The Asia Securities Industry & Financial Markets
Association (Asfima), a trade association for banks in the
equities, fixed income, FX and derivatives markets, has rapidly
expanded since the March appointment of Association for
Financial Markets in Europe’s (Afme) Mark Austen
as its new chief executive.
Asifma’s Patrick Pang
The expansion coincides with exchanges, brokers, banks and
technology providers’ shift in focus to Asia as
G20 regulations on derivatives and clearing start to be applied
in the region and as equity market fragmentation is emerging in
key markets such as Japan and Australia.
Today Asifma has announced a further hire with the
appointment of Patrick Pang as its new executive director for
cross-market initiatives and fixed income.
Here Pang discusses his priorities in this new position, and
reveals what he considers to be the most pressing compliance
issues that Asia’s capital markets face today.
How have your experiences in the financial sector
influenced your goals for Asifma?
Pang: What’s unique about my
experience in the financial sector is that I’ve
worked in several different capacities. Over the years
I’ve been on the transactional side and the
internal support side and also have experience as an external
consultant in an advisory capacity.
With these diverse experiences, I hope to bring a balanced
perspective when I talk with members, including banks, law
firms, and other market participants, as well as
representatives from regulators and exchanges.
Which areas will you cover at Asifma, and how do you plan
to develop your new role?
Pang: I will be covering cross-market
initiatives: areas that affect multiple market sectors, such as
compliance and tax.
Cross market issues are not bound to one particular market
sector and have various implications in foreign exchange
markets, over-the-counter (OTC) equity derivatives, and
credit-default swaps, among others. For example, a compliance
issue we might look into is the US Commodity Futures Trading
Commission’s (CFTC's) requirement for
swap dealer registration under Dodd-Frank. Another
extraterritorial issue of interest is
Foreign Account Tax Compliance Act (Fatca).
In addition to compliance and tax, I will also be working
closely on the funding, repo, and government securities
committees under Asfima’s fixed-income division
and will contribute as well to Asifma’s country
strategies for China and India.
What are your priorities for the next six months? More
broadly, what would you like to achieve during your tenure at
Pang: My immediate goal is to reinvigorate
some of the existing committees, such as the funding, repo and
government securities committee. I’ll be reaching
out to relevant members to explore current issues and work out
their priorities, and, most importantly, to identify issues
that should be addressed immediately.
In the medium-term, we would like to start delivering on the
priorities established by these committees. An important part
of this will be maintaining healthy relationships with key
regulators and policymakers, which is crucial for
Asifma’s long-term efforts to develop liquid,
efficient and transparent capital markets in Asia.

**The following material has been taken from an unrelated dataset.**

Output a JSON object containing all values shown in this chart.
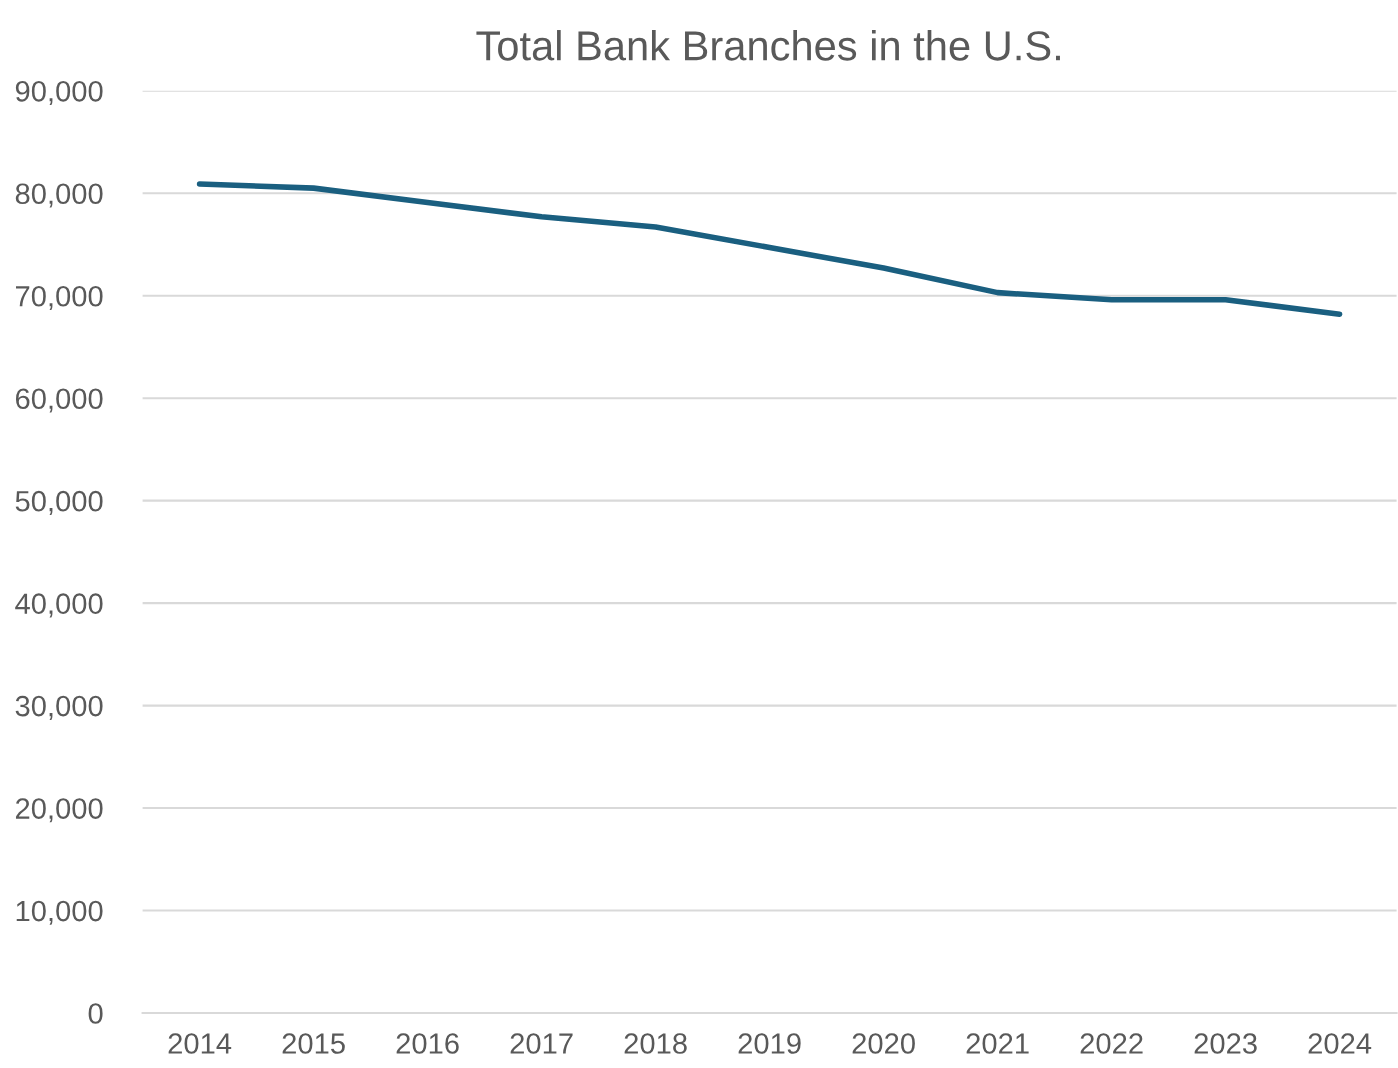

What are the most pressing compliance issues that
Asia’s capital markets face today?
Pang: There are many compliance issues
affecting financial markets at the moment. In the current
environment, it’s easiest to break them down into
two categories. One comprises all the extraterritorial
regulations coming from the US and Europe, and then there are
issues coming from within Asia.
Extraterritorial issues include
Dodd-Frank and European Market Infrastructure Reform
[Emir]. Both establish new rules for the central clearing
of OTC derivatives, which have traditionally been documented
bilaterally under International Swaps and Derivatives
Association (Isda) agreements, and accreditation of
central clearing counterparties. Still, there are many
questions about implementation that have not yet been resolved,
such as potential conflicts between Dodd Frank and Emir
provisions. On the tax front, Fatca is also a concern.
Because much of these extraterritorial reforms are coming
out of the US and Europe, we work closely with
Asifma’s global alliance partners the Securities
Industry and Financial Markets Association (Sifma), the
Association for Financial Markets in Europe (Afme) and the
Global Financial Markets Association (Gfma). Most US and
European banks operating in Asia are handling these issues out
of their US or European headquarters, relying on their regional
compliance teams to provide feedback on specific Asian
Compliance issues within Asia include efforts by individual
jurisdictions to create home country clearing counterparties.
Locally, we’re also seeing a lot of attention paid
to high-frequency trading and dark pools as well as know your
customer/anti-money laundering (KYC/AML) type issues. The
Prevention of Money Laundering Act (PMLA) requirements in India
also remain an issue.
Asifma monitors these issues and others and works through
our committees and in coordination with our global alliance
partners to advance member interests in these areas. With
Asifma’s recent expansion, we now have more
resources to support our mission of providing a leading
industry voice for our members. We expect that the expanded
team will enable us to gain more momentum going forward.